On June 18th 1992, Bridgwater became the first British town to twin with a Czech town (Uherske Hradiste) after the Velvet Revolution. The date was chosen to recognise the historical link and to honour the memory of Gabcik and Kubis.
This year is the 25th anniversary of the Bridgwater Czechoslovakia twinning and so I was very pleased to have been invited to Ightfield, Shrops to represent the Bridgwater and the link. Only in February of this year I’d taken a group of Bridgwater College students to Prague and we’d not only visited the Crypt on Resslova, the Concentration camp at Terezin and the village of Lidice (destroyed by the Nazis in revenge for the assassination of Heydrich) – as we always do with groups we take to Prague, but we’d also re-enacted the events of Gabcik and Kubis’s ambush on the actual site (now a rather difficult bend on a Prague hillside – which was why it was originally chosen, because Heydrich’s car would have to slow down).
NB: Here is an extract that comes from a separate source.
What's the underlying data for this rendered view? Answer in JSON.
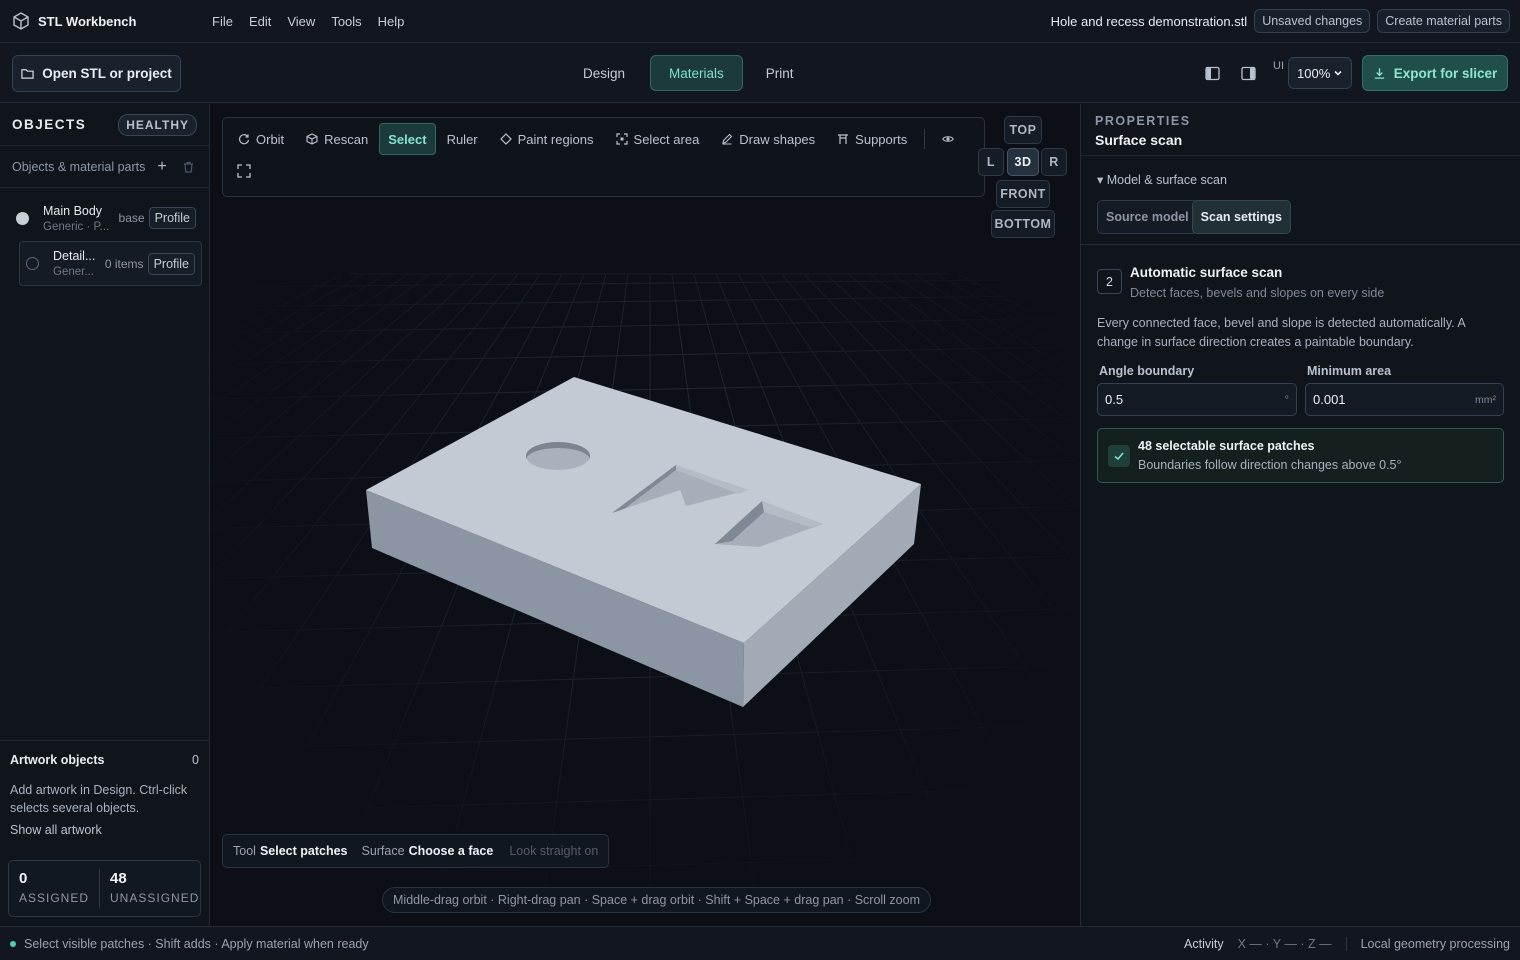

This year is the 25th year we’ve been running groups backwards and forwards between our two countries (well, three since the Slovaks became independent in 1993).
In September 2017 we’re taking musicians from Bridgwater and Uherske Hradiste’s Italian twin town Priverno (near to the sites of Monte Cassino and the Anzio landings) to the Moravian wine festival to celebrate the 25 years of friendship and also the 25 years of the Altech company founded by Antonin Machala who, not only was the co-founder of the Bridgwater-Czech link along with myself, but who was born in Banov the hometown of Josef Bublik, another of the 7 heroic parachutists that died in the Crypt.
In November the Mayor and Czech dignatories will be visiting Bridgwater to take part in our famous Carnival and to sign a re-affirmation of the twinning. Throughout all the years of this friendship link we’ve kept the original ideals in the forefront of what we believe– that nations should work together for peace, that friendships across national boundaries can break down those barriers of hate and mistrust that cause wars and that wherever Fascism rears its head you don’t ignore it, you fight it.